Most innovations come from small entrepreneurial businesses – but the risk and expense of conducting serious R&D efforts are often beyond their means.
SBIR funds the critical startup and development stages, and encourages the commercialization of the technology, product, or service. Since its enactment in 1982, the SBIR program has helped thousands of small businesses to compete for federal R&D awards.
Federal agencies with R&D budgets over $100 million are required to allocate 3.2% of their R&D budget to these programs.
Eleven Federal agencies currently participate in the SBIR program. Each agency administers its own individual program, within guidelines established by Congress. The agencies designate R&D topics in their solicitations, and accept proposals from small businesses.
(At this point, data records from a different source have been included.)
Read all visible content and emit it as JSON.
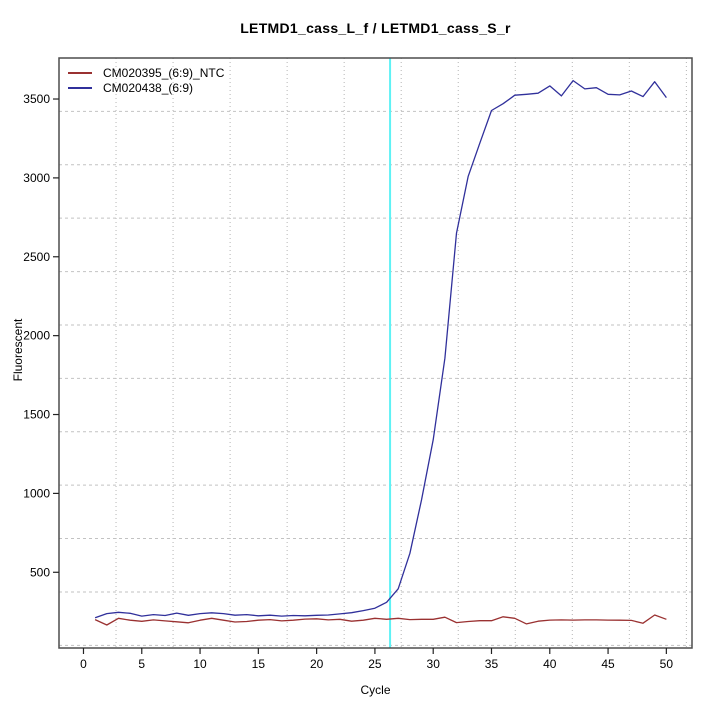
{
  "title": "LETMD1_cass_L_f / LETMD1_cass_S_r",
  "colors": {
    "ntc_line": "#9a3131",
    "sample_line": "#30309b",
    "threshold_line": "#5ff2f5",
    "grid_vertical": "#b5b5b5",
    "grid_horizontal": "#c2c2c2",
    "box": "#4d4d4d",
    "tick": "#222222"
  },
  "legend": {
    "entries": [
      {
        "label": "CM020395_(6:9)_NTC"
      },
      {
        "label": "CM020438_(6:9)"
      }
    ]
  },
  "chart_data": {
    "type": "line",
    "title": "LETMD1_cass_L_f / LETMD1_cass_S_r",
    "xlabel": "Cycle",
    "ylabel": "Fluorescent",
    "xlim": [
      -2.1,
      52.2
    ],
    "ylim": [
      20,
      3760
    ],
    "x_ticks": [
      0,
      5,
      10,
      15,
      20,
      25,
      30,
      35,
      40,
      45,
      50
    ],
    "y_ticks": [
      500,
      1000,
      1500,
      2000,
      2500,
      3000,
      3500
    ],
    "grid": "on",
    "legend_position": "top-left",
    "threshold_cycle": 26.3,
    "x": [
      1,
      2,
      3,
      4,
      5,
      6,
      7,
      8,
      9,
      10,
      11,
      12,
      13,
      14,
      15,
      16,
      17,
      18,
      19,
      20,
      21,
      22,
      23,
      24,
      25,
      26,
      27,
      28,
      29,
      30,
      31,
      32,
      33,
      34,
      35,
      36,
      37,
      38,
      39,
      40,
      41,
      42,
      43,
      44,
      45,
      46,
      47,
      48,
      49,
      50
    ],
    "series": [
      {
        "name": "CM020395_(6:9)_NTC",
        "color": "#9a3131",
        "values": [
          200,
          166,
          208,
          196,
          189,
          198,
          192,
          186,
          180,
          196,
          208,
          196,
          185,
          188,
          196,
          200,
          192,
          196,
          203,
          205,
          198,
          202,
          190,
          196,
          208,
          202,
          208,
          200,
          202,
          202,
          215,
          181,
          188,
          193,
          193,
          218,
          208,
          173,
          190,
          197,
          198,
          197,
          198,
          198,
          197,
          196,
          195,
          177,
          229,
          202
        ]
      },
      {
        "name": "CM020438_(6:9)",
        "color": "#30309b",
        "values": [
          212,
          238,
          246,
          240,
          222,
          232,
          226,
          241,
          227,
          238,
          243,
          238,
          228,
          232,
          224,
          228,
          222,
          226,
          224,
          227,
          229,
          236,
          244,
          257,
          272,
          310,
          395,
          620,
          958,
          1340,
          1857,
          2650,
          3010,
          3220,
          3427,
          3470,
          3524,
          3530,
          3537,
          3583,
          3520,
          3617,
          3564,
          3572,
          3530,
          3526,
          3551,
          3515,
          3610,
          3509
        ]
      }
    ]
  }
}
Awards are made on a competitive basis after proposal evaluation.
Participating agencies include
- Department of Agriculture
- Department of Commerce – National Institute of Standards and Technology
- Department of Commerce – National Oceanic and Atmospheric Administration
- Department of Defense
- Department of Education
- Department of Energy
- Department of Health and Human Services
- Department of Homeland Security
- Department of Transportation
- Environmental Protection Agency
- National Aeronautics and Space Administration
- National Science Foundation
The SBIR Program is structured in three phases:
Phase I establishes the technical merit, feasibility, and commercial potential of the proposed effort, and determines the quality of performance of awarded company.
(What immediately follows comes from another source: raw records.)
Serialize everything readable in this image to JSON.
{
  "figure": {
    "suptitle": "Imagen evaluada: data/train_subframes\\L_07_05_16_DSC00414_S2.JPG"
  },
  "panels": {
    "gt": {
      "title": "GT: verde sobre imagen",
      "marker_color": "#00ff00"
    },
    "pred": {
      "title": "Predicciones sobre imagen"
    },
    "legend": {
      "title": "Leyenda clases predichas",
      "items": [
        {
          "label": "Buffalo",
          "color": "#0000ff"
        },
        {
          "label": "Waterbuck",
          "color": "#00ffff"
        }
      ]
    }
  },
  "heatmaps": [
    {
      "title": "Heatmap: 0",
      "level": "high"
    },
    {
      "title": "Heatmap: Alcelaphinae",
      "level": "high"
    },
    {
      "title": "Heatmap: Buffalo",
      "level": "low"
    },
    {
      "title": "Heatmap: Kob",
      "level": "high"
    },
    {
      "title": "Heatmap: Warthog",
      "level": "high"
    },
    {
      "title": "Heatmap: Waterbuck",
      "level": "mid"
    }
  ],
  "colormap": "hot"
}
Phase II continues the R&D efforts initiated in Phase I. Funding is based on the results achieved in Phase I, and the scientific/technical merit and commercial potential of the proposed project.
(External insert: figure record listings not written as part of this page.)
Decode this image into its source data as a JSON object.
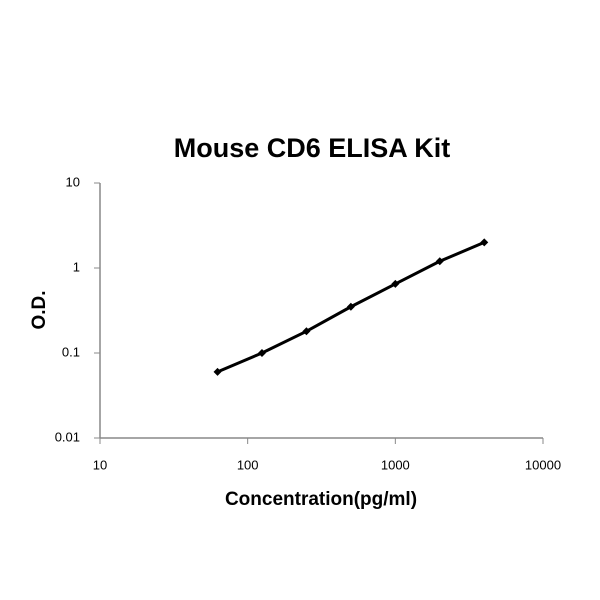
{
  "chart_data": {
    "type": "line",
    "title": "Mouse CD6 ELISA Kit",
    "x_label": "Concentration(pg/ml)",
    "y_label": "O.D.",
    "x": [
      62.5,
      125,
      250,
      500,
      1000,
      2000,
      4000
    ],
    "series": [
      {
        "color": "#000000",
        "values": [
          0.06,
          0.1,
          0.18,
          0.35,
          0.65,
          1.2,
          2
        ]
      }
    ],
    "x_scale": "log",
    "y_scale": "log",
    "xlim": [
      10,
      10000
    ],
    "xticks": [
      10,
      100,
      1000,
      10000
    ],
    "ylim": [
      0.01,
      10
    ],
    "yticks": [
      0.01,
      0.1,
      1,
      10
    ],
    "grid": false
  }
}
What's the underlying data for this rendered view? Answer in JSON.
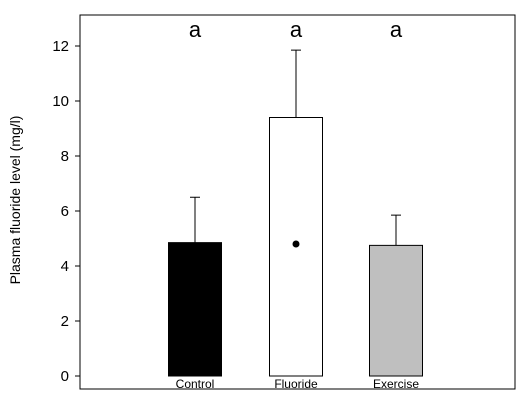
{
  "chart_data": {
    "type": "bar",
    "categories": [
      "Control",
      "Fluoride",
      "Exercise"
    ],
    "values": [
      4.85,
      9.4,
      4.75
    ],
    "error_upper": [
      6.5,
      11.85,
      5.85
    ],
    "bar_colors": [
      "#000000",
      "#ffffff",
      "#bfbfbf"
    ],
    "significance_labels": [
      "a",
      "a",
      "a"
    ],
    "point_marker": {
      "category_index": 1,
      "value": 4.8
    },
    "ylabel": "Plasma fluoride level (mg/l)",
    "xlabel": "",
    "title": "",
    "ylim": [
      0,
      12.6
    ],
    "yticks": [
      0,
      2,
      4,
      6,
      8,
      10,
      12
    ],
    "grid": false,
    "legend": "none"
  }
}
In Phase III the small business objective is to pursue commercialization resulting from the previous activities.
For FY18, a Phase I award generally will not exceed $163,952, for 6 months, and a Phase II award generally will not exceed $1,093,015, for 2 years – although larger awards can be made at the agency’s discretion. The SBIR program does not fund Phase III, although some agencies may award follow-on contracts for products, processes or services.